The following month he travelled to Melbourne and stole a Hyundai Tucson worth $8000 from a Noble Park business. He was arrested at a Dandenong address on April 22 and found in possession of stolen goods, including a credit card.
Then on May 27, Carmen was driving the stolen van south on Hopkins Highway towards Warrnambool when it collided head-on with the victim's sedan. A search of the van located registration plates believed to be stolen from Melbourne, as well as tools stolen during a burglary at Dennington.
Carmen was this week jailed for nine months after he pleaded guilty in Warrnambool Magistrates Court to reckless conduct endangering life and a number of drug and driving offences.
Magistrate Franz Holzer said a victim impact statement tendered to the court was powerful and persuasive, and the offending was a "significant community safety concern" that needed to be denounced.
But lawyer Morgan Adams said the accident left his client with a life-changing acquired brain injury.
"The fact that he can no longer speak properly means for the rest of his life he will be a walking and talking general deterrence," he said.
In sentencing, the magistrate said he needed to balance the seriousness of the offending with Carmen's injuries and the victim's long-term emotional scars and financial hardship after losing his car.
He said there were no winners and no easy sentencing option.
"Any kind of driving on our roads in which drugs and/or alcohol is involved is likely to end badly," he said.
"It is fortunate it didn't end worse than it did. The photographs (of the crash) I've seen are shocking."
The fact that he can no longer speak properly means for the rest of his life he will be a walking and talking general deterrence.Morgan Adams
The magistrate said if not for Carmen's guilty plea, he would have been jailed for 24 months with a non-parole period of 16 months.
He disqualified the man's licence for 38 months.
South-west police road safety adviser Acting Senior Sergeant Gavin Slade said a range of initiatives including targeting high profile social events would be the focus of south-west police as they attempt to drive down the road toll during summer.
The death of an 85-year-old Melbourne man near Dunkeld earlier this month took the south-west road toll to 11 compared to eight for all of 2018.
A death of a female pedestrian in Barwon Heads on Thursday morning took the state toll to 242, that's 48 people more than for the same time last year.
In the past couple of months south-west police have used rostering as a tool to target alcohol and impaired drivers at higher profile community social events.
At the end of last month the target was the Kennedys Creek Music Festival and the Mortlake Quick Shear competition.
That led to six drug drivers being caught, two drink drivers and a speeder doing 143km/h.

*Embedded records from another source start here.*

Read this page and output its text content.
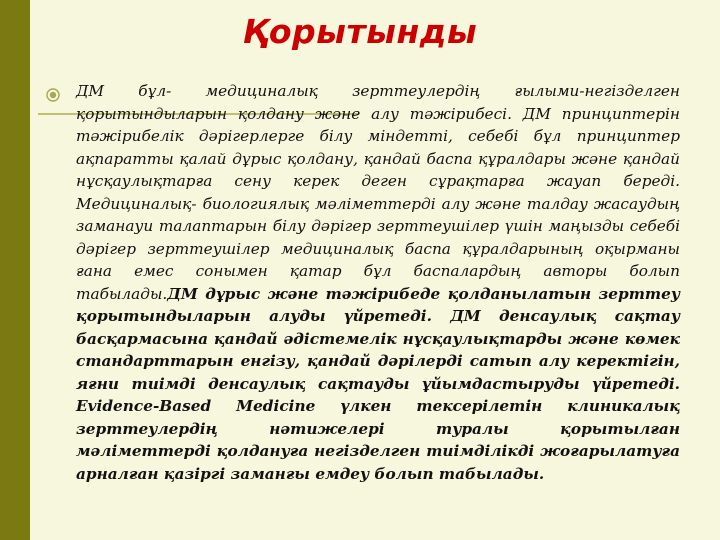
Қорытынды

ДМ бұл- медициналық зерттеулердің ғылыми-негізделген қорытындыларын қолдану және алу тәжірибесі. ДМ принциптерін тәжірибелік дәрігерлерге білу міндетті, себебі бұл принциптер ақпаратты қалай дұрыс қолдану, қандай баспа құралдары және қандай нұсқаулықтарға сену керек деген сұрақтарға жауап береді. Медициналық- биологиялық мәліметтерді алу және талдау жасаудың заманауи талаптарын білу дәрігер зерттеушілер үшін маңызды себебі дәрігер зерттеушілер медициналық баспа құралдарының оқырманы ғана емес сонымен қатар бұл баспалардың авторы болып табылады.ДМ дұрыс және тәжірибеде қолданылатын зерттеу қорытындыларын алуды үйретеді. ДМ денсаулық сақтау басқармасына қандай әдістемелік нұсқаулықтарды және көмек стандарттарын енгізу, қандай дәрілерді сатып алу керектігін, яғни тиімді денсаулық сақтауды ұйымдастыруды үйретеді. Evidence-Based Medicine үлкен тексерілетін клиникалық зерттеулердің нәтижелері туралы қорытылған мәліметтерді қолдануға негізделген тиімділікді жоғарылатуға арналған қазіргі заманғы емдеу болып табылады.
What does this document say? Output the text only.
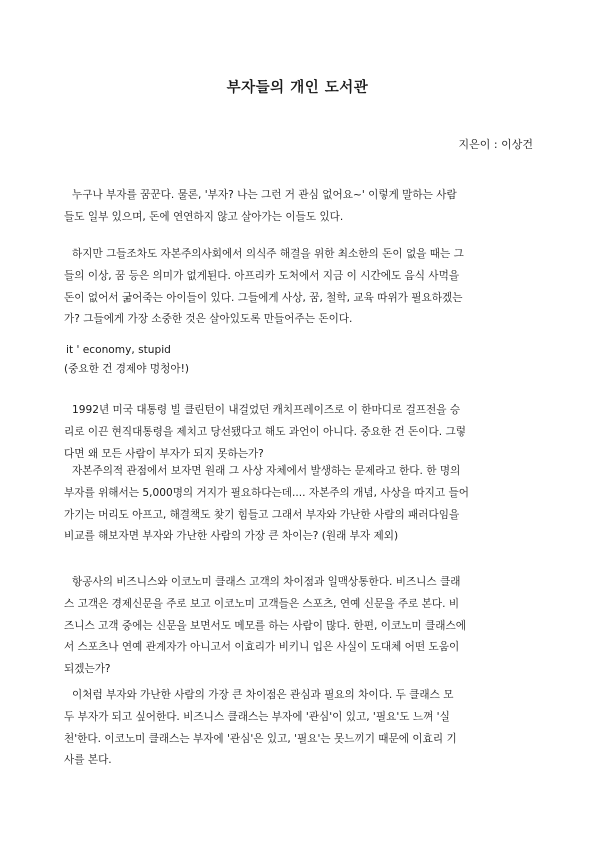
부자들의 개인 도서관
지은이 : 이상건
누구나 부자를 꿈꾼다. 물론, '부자? 나는 그런 거 관심 없어요~' 이렇게 말하는 사람
들도 일부 있으며, 돈에 연연하지 않고 살아가는 이들도 있다.
하지만 그들조차도 자본주의사회에서 의식주 해결을 위한 최소한의 돈이 없을 때는 그
들의 이상, 꿈 등은 의미가 없게된다. 아프리카 도처에서 지금 이 시간에도 음식 사먹을
돈이 없어서 굶어죽는 아이들이 있다. 그들에게 사상, 꿈, 철학, 교육 따위가 필요하겠는
가? 그들에게 가장 소중한 것은 살아있도록 만들어주는 돈이다.
it ' economy, stupid
(중요한 건 경제야 멍청아!)
1992년 미국 대통령 빌 클린턴이 내걸었던 캐치프레이즈로 이 한마디로 걸프전을 승
리로 이끈 현직대통령을 제치고 당선됐다고 해도 과언이 아니다. 중요한 건 돈이다. 그렇
다면 왜 모든 사람이 부자가 되지 못하는가?
자본주의적 관점에서 보자면 원래 그 사상 자체에서 발생하는 문제라고 한다. 한 명의
부자를 위해서는 5,000명의 거지가 필요하다는데.... 자본주의 개념, 사상을 따지고 들어
가기는 머리도 아프고, 해결책도 찾기 힘들고 그래서 부자와 가난한 사람의 패러다임을
비교를 해보자면 부자와 가난한 사람의 가장 큰 차이는? (원래 부자 제외)
항공사의 비즈니스와 이코노미 클래스 고객의 차이점과 일맥상통한다. 비즈니스 클래
스 고객은 경제신문을 주로 보고 이코노미 고객들은 스포츠, 연예 신문을 주로 본다. 비
즈니스 고객 중에는 신문을 보면서도 메모를 하는 사람이 많다. 한편, 이코노미 클래스에
서 스포츠나 연예 관계자가 아니고서 이효리가 비키니 입은 사실이 도대체 어떤 도움이
되겠는가?
이처럼 부자와 가난한 사람의 가장 큰 차이점은 관심과 필요의 차이다. 두 클래스 모
두 부자가 되고 싶어한다. 비즈니스 클래스는 부자에 '관심'이 있고, '필요'도 느껴 '실
천'한다. 이코노미 클래스는 부자에 '관심'은 있고, '필요'는 못느끼기 때문에 이효리 기
사를 본다.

The two female roustabouts in their 20s were caught drink driving in Mortlake with readings of .150 (three times the legal limit) and the other had an exceptionally high .227 - more than four times the legal limit.
Acting Senior Sergeant Slade said that last summer during Operation Roadwise police processed 30 drivers in the region for alcohol or drug impaired driving over the Christmas/New Year period.

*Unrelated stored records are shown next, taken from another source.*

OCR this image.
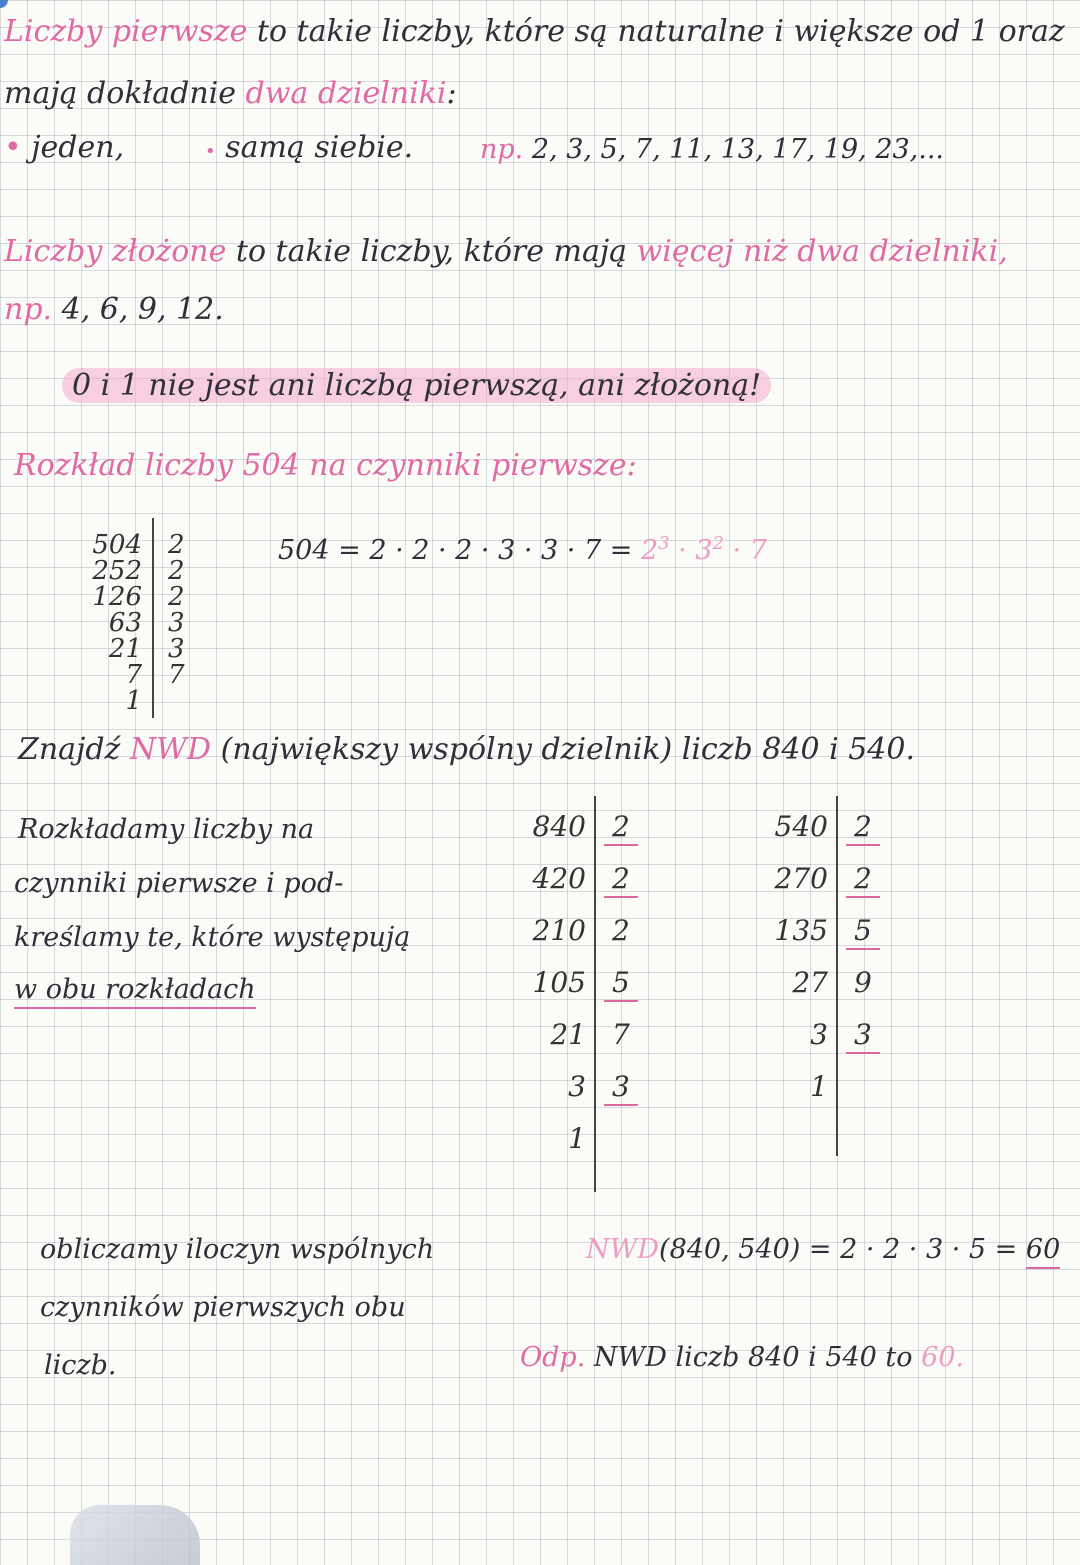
Liczby pierwsze to takie liczby, które są naturalne i większe od 1 oraz
mają dokładnie dwa dzielniki:
• jeden,	• samą siebie. np. 2, 3, 5, 7, 11, 13, 17, 19, 23,...
Liczby złożone to takie liczby, które mają więcej niż dwa dzielniki,
np. 4, 6, 9, 12.
0 i 1 nie jest ani liczbą pierwszą, ani złożoną!
Rozkład liczby 504 na czynniki pierwsze:
504
252
126
63
21
7
1
2
2
2
3
3
7
$504 = 2 \cdot 2 \cdot 2 \cdot 3 \cdot 3 \cdot 7 = 2^3 \cdot 3^2 \cdot 7$
Znajdź NWD (największy wspólny dzielnik) liczb 840 i 540.
Rozkładamy liczby na
czynniki pierwsze i pod-
kreślamy te, które występują
w obu rozkładach
840
420
210
105
21
3
1
2
2
2
5
7
3
540
270
135
27
3
1
2
2
5
9
3
obliczamy iloczyn wspólnych
czynników pierwszych obu
liczb.
NWD(840, 540) = 2 · 2 · 3 · 5 = 60
Odp. NWD liczb 840 i 540 to 60.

"Every driver or person in charge of a motor vehicle should expect to be tested for both alcohol and drugs when intercepted by police or they are involved in a collision," he said.
"Police will target areas of concern using direct rostering and increased hours (TAC funded operations) to address collision hotspots and high incident times.
"Local operations support intelligence-based road policing data in an attempt to minimise and disrupt road trauma in the South West of Victoria."
"State operations will be conducted to provide a consistent approach throughout the state of Victoria in an attempt to reduce road trauma.
"These operations are set at times of increased traffic and higher rates of collisions."
Acting Senior Sergeant Slade said a range of operations would be conducted in the south-west in the coming months, including Operation Summer Safe (December 2019 to end of February 2020), Operation Bushman (December 2019), Operation Blue Moon (November 2019 to March 2020) and Operation Apostle (January to April 2020).